At Wildwood, protocols are “structured ways to work and communicate to promote growth” – a definition that was given to parents courtesy of Assistant Head of School Melinda Tsapatsaris. Following Cynthia and Landis’ presentation, Melinda explained to parents that they would be dismissed to separate classrooms, where they would meet with a facilitator and use a protocol to hammer out a response to this question: “What does being a leader in (math/science, athletics, college placement/technology, etc.) look like for Wildwood?”

I had the privilege of facilitating the eight-member group that considered Wildwood as a leader in math and science. They were parents of elementary and middle school students, and one was a parent of an alum. They represented a broad swath of professions and interests, but they all shared a keen interest in the topic and the (very Wildwoodian) desire to dig deeply into the topic and consider it from all angles. They were ready to Think Big.

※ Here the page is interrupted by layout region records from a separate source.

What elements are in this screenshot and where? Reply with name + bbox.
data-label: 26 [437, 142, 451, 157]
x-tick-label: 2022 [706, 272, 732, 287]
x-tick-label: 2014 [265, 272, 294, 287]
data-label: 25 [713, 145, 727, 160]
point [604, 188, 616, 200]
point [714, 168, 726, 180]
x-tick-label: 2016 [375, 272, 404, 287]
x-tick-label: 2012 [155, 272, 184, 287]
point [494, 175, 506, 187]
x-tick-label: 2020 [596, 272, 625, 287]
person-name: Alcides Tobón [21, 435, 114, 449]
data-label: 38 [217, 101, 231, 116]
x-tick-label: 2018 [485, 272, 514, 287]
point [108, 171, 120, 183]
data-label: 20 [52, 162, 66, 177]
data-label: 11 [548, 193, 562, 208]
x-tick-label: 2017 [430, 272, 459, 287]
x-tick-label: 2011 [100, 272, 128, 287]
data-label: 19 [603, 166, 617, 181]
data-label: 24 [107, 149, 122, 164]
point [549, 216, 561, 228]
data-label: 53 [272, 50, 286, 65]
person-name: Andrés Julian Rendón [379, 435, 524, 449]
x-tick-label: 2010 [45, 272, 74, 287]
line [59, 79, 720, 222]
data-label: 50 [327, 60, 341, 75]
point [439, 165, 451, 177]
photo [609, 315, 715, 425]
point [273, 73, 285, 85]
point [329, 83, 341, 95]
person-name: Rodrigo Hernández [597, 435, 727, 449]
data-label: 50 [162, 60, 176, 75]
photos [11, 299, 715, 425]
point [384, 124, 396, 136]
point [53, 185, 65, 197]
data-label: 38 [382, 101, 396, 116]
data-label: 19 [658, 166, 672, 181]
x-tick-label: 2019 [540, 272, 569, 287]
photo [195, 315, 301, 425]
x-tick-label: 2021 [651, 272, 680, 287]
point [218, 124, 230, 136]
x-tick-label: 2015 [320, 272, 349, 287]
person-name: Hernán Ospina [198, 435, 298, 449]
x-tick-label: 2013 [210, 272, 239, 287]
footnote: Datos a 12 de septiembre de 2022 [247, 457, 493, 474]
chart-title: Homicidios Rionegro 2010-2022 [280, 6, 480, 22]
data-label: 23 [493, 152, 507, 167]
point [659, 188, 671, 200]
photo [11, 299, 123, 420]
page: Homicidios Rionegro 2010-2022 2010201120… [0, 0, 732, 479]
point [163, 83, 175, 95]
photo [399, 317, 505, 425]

So back to this idea of a protocol. Our assignment wasn’t simply to have a free-for-all discussion. A protocol has a clearly defined set of parameters that are meant to guide our thinking. In this case, we started out with a short writing assignment, where everyone was asked to write down three answers to the question. Obviously, this was a very individualized activity.

The next step was to share their written responses with a partner and narrow their ideas to two responses. We went from the lone thinker to double brain strength. The conversations were lively as each pair collaborated to come up with their answers.

The final activity was a focused group discussion, with an end-goal of producing three responses to the question that we would then report out to the larger audience.

It was a dynamic conversation. The group ended up agreeing that being a leader in math and science would mean having nationally recognized math and science teachers; establishing partnerships with universities, research institutions, and corporations such as JPL and Caltech; and being acknowledged by national institutions and education leaders for our work in math and science.

As interesting and relevant as these outcomes were, I was equally fascinated by watching this group of parents go through the protocol process. They were tackling a concept in the same way their kids do almost every day: through a structured process that deliberately moved them from different levels of thinking, collaboration, and problem-solving. The final outcome was a solid set of ideas that will undoubtedly have a significant impact on the strategic planning work that the school will be undertaking in the coming years.

The last part of our protocol was to reflect on the process we’d just undertaken. The group unanimously agreed that it was a great experience. They also wished for more time. “We only got to talk as a group for five minutes,” said one mom. I smiled. Actually, they had debated for a full 20 minutes.

Time flies when you’re thinking big.